Mafia a Pisa.” Le Torri sono un monumento all’infiltrazione mafiosa”

Mafia, indagato Bulgarella: “Le Torri sono il monumento all’infiltrazione mafiosa”

Sconcerto e rabbia nelle parole di Una città in comune-Prc e Progetto Rebeldìa che accusano la classe dirigente di aver accolto a braccia aperte i costruttori in città. “Lo scempio delle Torri di Bulgarella cessi immediatamente” dicono da Rebeldìa.

Mafia: indagato Bulgarella a Pisa

“Si tratta di un fatto senza precedenti: un intreccio malavitoso tra mafia, costruttori e banche ha il suo epicentro nella nostra città. E’ questo quello che emerge dalla indagini della Direzione Antimafia e che vede coinvolti l’imprenditore Andrea Bulgarella, il grande capo di Cosa Nostra Matteo Messina Denaro e il numero due di Unicredit Fabrizio Palenzona.
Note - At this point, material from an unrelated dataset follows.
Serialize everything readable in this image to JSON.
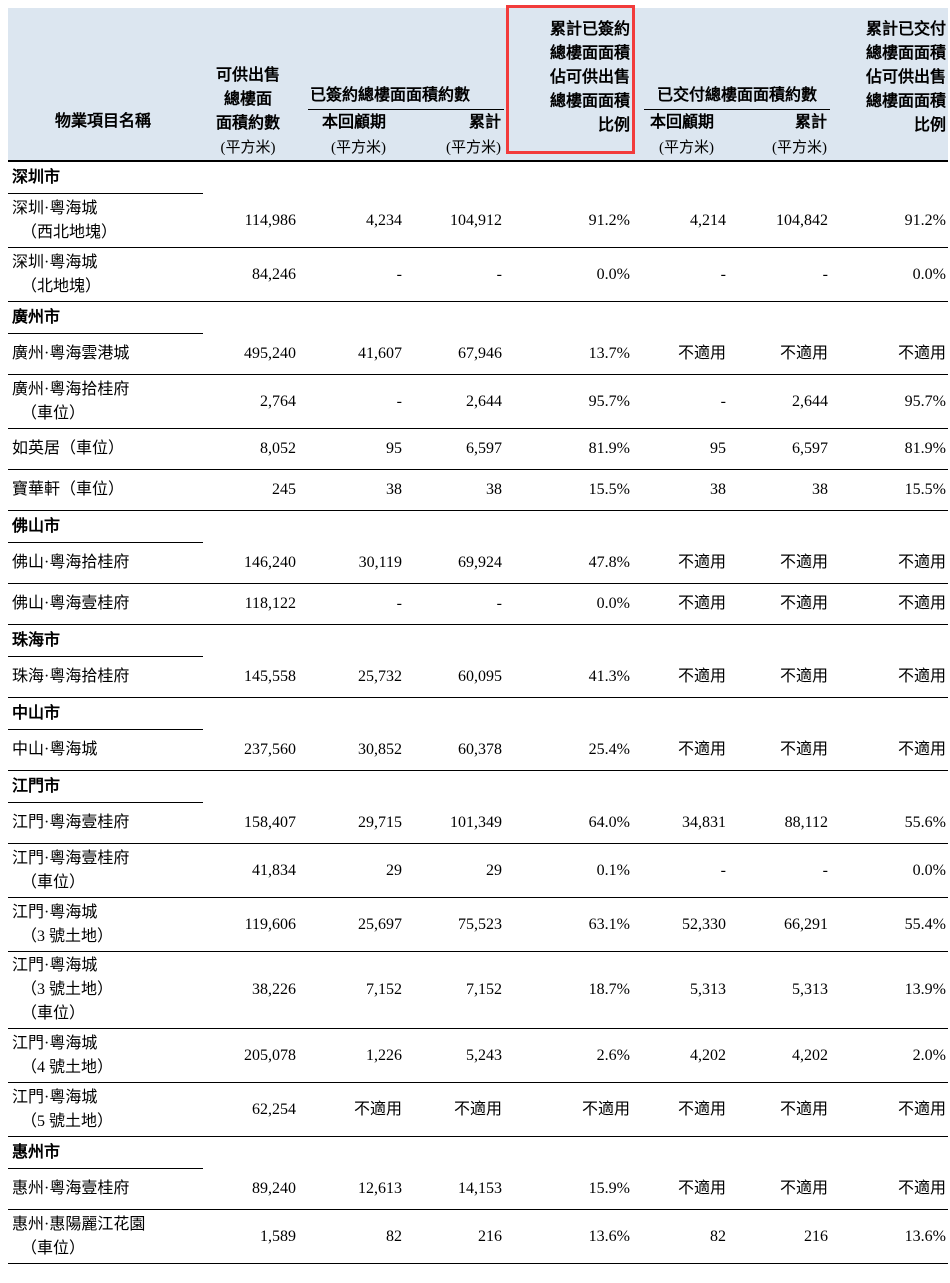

Al centro delle indagini proprio le attività del grande costruttore che in questi anni ha versato tonnellate di cemento anche sulla nostra città grazie ad ‘… accertati legami con ambienti di ‘cosa nostra’ trapanese, ma anche dai molteplici rapporti che da tempo intrattiene con alti dirigenti di banca, funzionari e amministratori pubblici, oltre che con il mondo della politica, della stampa e con soggetti gravitanti in contesti massonici (dal decreto di perquisizione del 30 settembre 2015 )'”. E’ la lista Una città in comune – Prc ad esprimere tutto il proprio sconcerto per le indagini su presunti legami con la mafia che riguardano il costruttore Andrea Bulgarella.

“A più riprese in questi anni non solo ci siamo decisamente opposti ai cantieri delle colonie a Calambrone come alla costruzione del Tower Plaza, dai Frati Bigi fino all’ecomostro rappresentato dal Parco delle Torri ma ne abbiamo denunciato a più riprese il carattere speculativo – proseguono da Ucic-Prc – come poteva un imprenditore con tutti i cantier ‘a rimessa’ non andare in fallimento? Gli interessi mafiosi trovano anche nel cemento il loro terreno più fertile e a più riprese abbiamo lanciato un allarme che è rimasto a troppe orecchie inascoltato. Sappiamo bene che la nostra città, come la Toscana tutta, ha avuto un incremento consistente dell’attività e del radicamento della criminalità organizzata”. “Purtroppo in questi anni l’amministrazione comunale invece ha steso tappeti rossi e assecondato ogni appetito dei costruttori in nome dello sviluppo economico della città: grandi speculazioni private in cambio di qualche opera pubblica, urbanizzazioni, arredi urbani – sottolineano – oggi diventa drammaticamente chiaro a tutti che si è trattato di una scelta non solo sbagliata, ma irresponsabile, e temiamo seriamente di pagarne conseguenze”.

 

E le Torri incompiute di Bulgarella a Cisanello diventano così l’emblema dell’impero del costruttore, sul quale ora aleggia il dubbio della legalità. “Dopo le sconvolgenti notizie di ieri, l’auspicio non può essere che uno: lo scempio delle Torri di Bulgarella cessi immediatamente. Lo scheletro di un investimento sciagurato, supportato più volte e in più modi dalla gran cassa dell’amministrazione comunale, sia abbattuto senza indugio – dicono da Rebeldìa – le Torri di Bulgarella sono il monumento all’infiltrazione mafiosa nella nostra città, sono il sacrario osceno posto a monito di chiunque voglia ancora pensare a un mondo, oppure semplicemente a una città, governata secondo principi di giustizia e di onestà. Sono l’atto di violenza supremo, un tabù che nessuno si sarebbe mai sognato di dover subire con una simile leggerezza. Le Torri di Bulgarella sono il segno tangibile della cecità colpevole di una classe dirigente che stava a guardare, mentre i soldi della mafia – la nemesi più crudele della nostra epoca – inquinavano i cantieri pisani”. “Oggi più che mai – concludono – la vista di quel monumento è insostenibile e va censurata senza appello”.